Taking place here in London, Big hArt’s production of Namatjira offers audiences a poetic engagement with Aboriginal Australia in the heart of the empire responsible for its colonisation. Sharp humour, playful performances and a moving story of a life that spanned most of the 20th century all combine to make a magical and powerful piece of theatre.
Scott Rankin’s script and Trevor Jamieson’s performance gently arrest a theatre audience that is presumed to be largely non-Aboriginal with the racist violence past and present that has shaped Australia – and by relation, the UK. The humour is the play’s most powerful tool, with moments of comedy found at every step and the chemistry between Jamieson and Derik Lynch bringing many laughs. The production is not shy to represent the reality of white British racism that Albert Namatjira encountered at many stages of his life and career, and does so with fierce integrity, notably using the critical distance of Black actors playing white racists to make the sharpest critique.

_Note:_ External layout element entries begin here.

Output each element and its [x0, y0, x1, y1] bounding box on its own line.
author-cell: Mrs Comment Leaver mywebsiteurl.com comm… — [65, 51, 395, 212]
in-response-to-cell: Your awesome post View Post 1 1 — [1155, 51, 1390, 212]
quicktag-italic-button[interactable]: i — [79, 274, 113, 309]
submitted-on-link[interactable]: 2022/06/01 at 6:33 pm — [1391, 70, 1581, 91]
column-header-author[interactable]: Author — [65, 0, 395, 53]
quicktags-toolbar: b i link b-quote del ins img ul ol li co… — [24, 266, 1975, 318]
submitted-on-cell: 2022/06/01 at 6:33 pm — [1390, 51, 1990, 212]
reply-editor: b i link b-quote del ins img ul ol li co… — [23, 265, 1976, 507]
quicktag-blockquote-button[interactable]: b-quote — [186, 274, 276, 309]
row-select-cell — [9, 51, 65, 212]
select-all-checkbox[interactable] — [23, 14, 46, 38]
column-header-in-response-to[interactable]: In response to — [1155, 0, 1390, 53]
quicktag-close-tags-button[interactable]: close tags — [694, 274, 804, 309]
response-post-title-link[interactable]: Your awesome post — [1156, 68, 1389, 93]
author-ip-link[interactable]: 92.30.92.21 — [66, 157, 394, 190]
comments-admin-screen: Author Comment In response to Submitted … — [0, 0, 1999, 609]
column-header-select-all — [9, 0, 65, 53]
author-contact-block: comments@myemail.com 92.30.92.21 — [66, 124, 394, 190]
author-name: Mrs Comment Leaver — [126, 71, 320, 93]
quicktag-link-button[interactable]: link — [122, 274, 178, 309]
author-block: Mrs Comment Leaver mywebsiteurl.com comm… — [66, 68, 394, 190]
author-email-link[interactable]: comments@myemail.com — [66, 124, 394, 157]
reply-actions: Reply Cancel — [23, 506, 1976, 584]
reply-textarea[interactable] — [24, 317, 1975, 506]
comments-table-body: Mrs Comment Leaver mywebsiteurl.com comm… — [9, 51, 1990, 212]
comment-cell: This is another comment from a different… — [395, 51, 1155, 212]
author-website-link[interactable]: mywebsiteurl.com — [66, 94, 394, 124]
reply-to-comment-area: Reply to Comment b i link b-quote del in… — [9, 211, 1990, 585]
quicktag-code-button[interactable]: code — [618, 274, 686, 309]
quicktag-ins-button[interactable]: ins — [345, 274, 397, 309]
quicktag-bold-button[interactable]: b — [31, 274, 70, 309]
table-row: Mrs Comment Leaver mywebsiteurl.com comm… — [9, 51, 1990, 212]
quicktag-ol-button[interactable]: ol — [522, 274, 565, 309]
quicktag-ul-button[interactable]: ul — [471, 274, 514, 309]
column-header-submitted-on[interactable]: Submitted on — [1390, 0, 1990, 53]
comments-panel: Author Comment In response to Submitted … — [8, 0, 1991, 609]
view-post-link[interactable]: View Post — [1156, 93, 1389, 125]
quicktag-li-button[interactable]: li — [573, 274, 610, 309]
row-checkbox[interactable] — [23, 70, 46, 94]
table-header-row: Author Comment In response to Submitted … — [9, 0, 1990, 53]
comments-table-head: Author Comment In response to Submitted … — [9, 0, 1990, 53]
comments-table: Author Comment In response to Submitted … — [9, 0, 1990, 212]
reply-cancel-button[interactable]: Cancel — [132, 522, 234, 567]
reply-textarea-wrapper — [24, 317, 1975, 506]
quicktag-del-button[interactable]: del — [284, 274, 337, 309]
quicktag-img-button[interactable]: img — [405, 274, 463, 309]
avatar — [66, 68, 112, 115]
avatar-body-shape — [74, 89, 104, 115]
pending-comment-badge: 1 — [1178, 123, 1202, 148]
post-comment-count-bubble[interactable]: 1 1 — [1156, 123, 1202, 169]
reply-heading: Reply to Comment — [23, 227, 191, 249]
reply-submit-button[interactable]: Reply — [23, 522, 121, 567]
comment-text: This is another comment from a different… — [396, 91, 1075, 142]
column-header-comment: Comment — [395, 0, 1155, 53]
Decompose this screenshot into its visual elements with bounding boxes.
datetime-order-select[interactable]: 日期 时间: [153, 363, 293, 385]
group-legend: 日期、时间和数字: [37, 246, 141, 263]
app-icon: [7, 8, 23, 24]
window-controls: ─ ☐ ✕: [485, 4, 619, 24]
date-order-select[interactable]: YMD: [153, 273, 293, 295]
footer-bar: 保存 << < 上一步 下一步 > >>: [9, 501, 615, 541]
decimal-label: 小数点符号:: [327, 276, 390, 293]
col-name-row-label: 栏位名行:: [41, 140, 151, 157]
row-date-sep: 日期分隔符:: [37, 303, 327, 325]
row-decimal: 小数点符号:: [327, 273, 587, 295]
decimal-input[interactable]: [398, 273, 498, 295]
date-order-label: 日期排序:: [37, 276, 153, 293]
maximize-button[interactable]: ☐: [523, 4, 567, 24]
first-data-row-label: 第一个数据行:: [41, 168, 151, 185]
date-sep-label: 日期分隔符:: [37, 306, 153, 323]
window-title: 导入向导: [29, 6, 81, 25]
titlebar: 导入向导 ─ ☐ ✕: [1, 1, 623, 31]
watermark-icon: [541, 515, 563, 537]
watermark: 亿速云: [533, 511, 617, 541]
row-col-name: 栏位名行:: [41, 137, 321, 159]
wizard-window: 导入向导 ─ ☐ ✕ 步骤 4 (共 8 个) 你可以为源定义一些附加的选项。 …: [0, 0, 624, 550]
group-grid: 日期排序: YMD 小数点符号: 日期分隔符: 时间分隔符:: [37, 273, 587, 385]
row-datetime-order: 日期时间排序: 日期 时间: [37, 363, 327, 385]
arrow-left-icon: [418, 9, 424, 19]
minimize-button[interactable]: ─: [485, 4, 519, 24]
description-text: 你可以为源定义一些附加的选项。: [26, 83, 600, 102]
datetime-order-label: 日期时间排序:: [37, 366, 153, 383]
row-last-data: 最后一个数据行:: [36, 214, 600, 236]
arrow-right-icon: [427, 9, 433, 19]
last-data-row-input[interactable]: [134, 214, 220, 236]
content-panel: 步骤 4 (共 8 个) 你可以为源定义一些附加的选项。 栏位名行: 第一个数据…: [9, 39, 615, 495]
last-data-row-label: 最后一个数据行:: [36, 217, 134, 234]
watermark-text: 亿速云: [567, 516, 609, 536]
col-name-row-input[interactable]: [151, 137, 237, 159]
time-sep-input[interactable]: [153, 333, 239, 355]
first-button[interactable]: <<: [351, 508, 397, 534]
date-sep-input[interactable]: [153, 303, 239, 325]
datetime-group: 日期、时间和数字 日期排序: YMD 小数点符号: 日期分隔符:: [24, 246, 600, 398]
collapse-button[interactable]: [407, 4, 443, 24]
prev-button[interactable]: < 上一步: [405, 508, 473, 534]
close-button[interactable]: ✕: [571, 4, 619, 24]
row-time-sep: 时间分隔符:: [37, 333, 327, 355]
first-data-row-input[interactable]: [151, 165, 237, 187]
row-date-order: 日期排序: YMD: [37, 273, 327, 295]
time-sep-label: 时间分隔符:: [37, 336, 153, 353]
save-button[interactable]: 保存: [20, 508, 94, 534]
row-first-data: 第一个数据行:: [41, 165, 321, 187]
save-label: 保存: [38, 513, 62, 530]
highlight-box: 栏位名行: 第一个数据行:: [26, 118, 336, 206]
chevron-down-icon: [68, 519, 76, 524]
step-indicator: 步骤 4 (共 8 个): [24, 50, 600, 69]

Albert Namatjira’s life led him to be fluent in at least three languages, to be an internationally renowned painter, to be respected in his community, and for his power and influence to be coveted by the Australian state. Mixing Aranda, German and English in song and styles of storytelling, Namatjira asks what is the potential of intercultural encounters, and examines the violence and tragedy when one group attempts domination.
The script was shaped by Albert Namatjira’s surviving family and community, and two of his grandchildren are part of the performance. At a time when Aboriginal Australian cultures are often presented as historical, this tracing of an Aboriginal figure who traversed cultures, art forms and languages reaffirms the continuity of Aboriginal cultures to this day despite the on-going onslaught of settler colonialism.
During the visit Albert Namatjira’s grandchildren alongwith the performers were invited to meet the Queen, as Albert himself had done in 1954. Lenie Namatjira wrote powerfully in the Guardian of the meeting:
We want support from the government to start an arts centre in Alice Springs. We want more funding to support Aboriginal art centres so we can keep painting strong for generations. I am asking for art centre because we, the artists, want our own art centre so that no-one can control us – so we can own our own art. We want to be able to support our young ones and keep them strong and proud, so they can show their culture and country in their work. And we want them to start up before the rest of us get too old.
We need to keep our art and stories strong.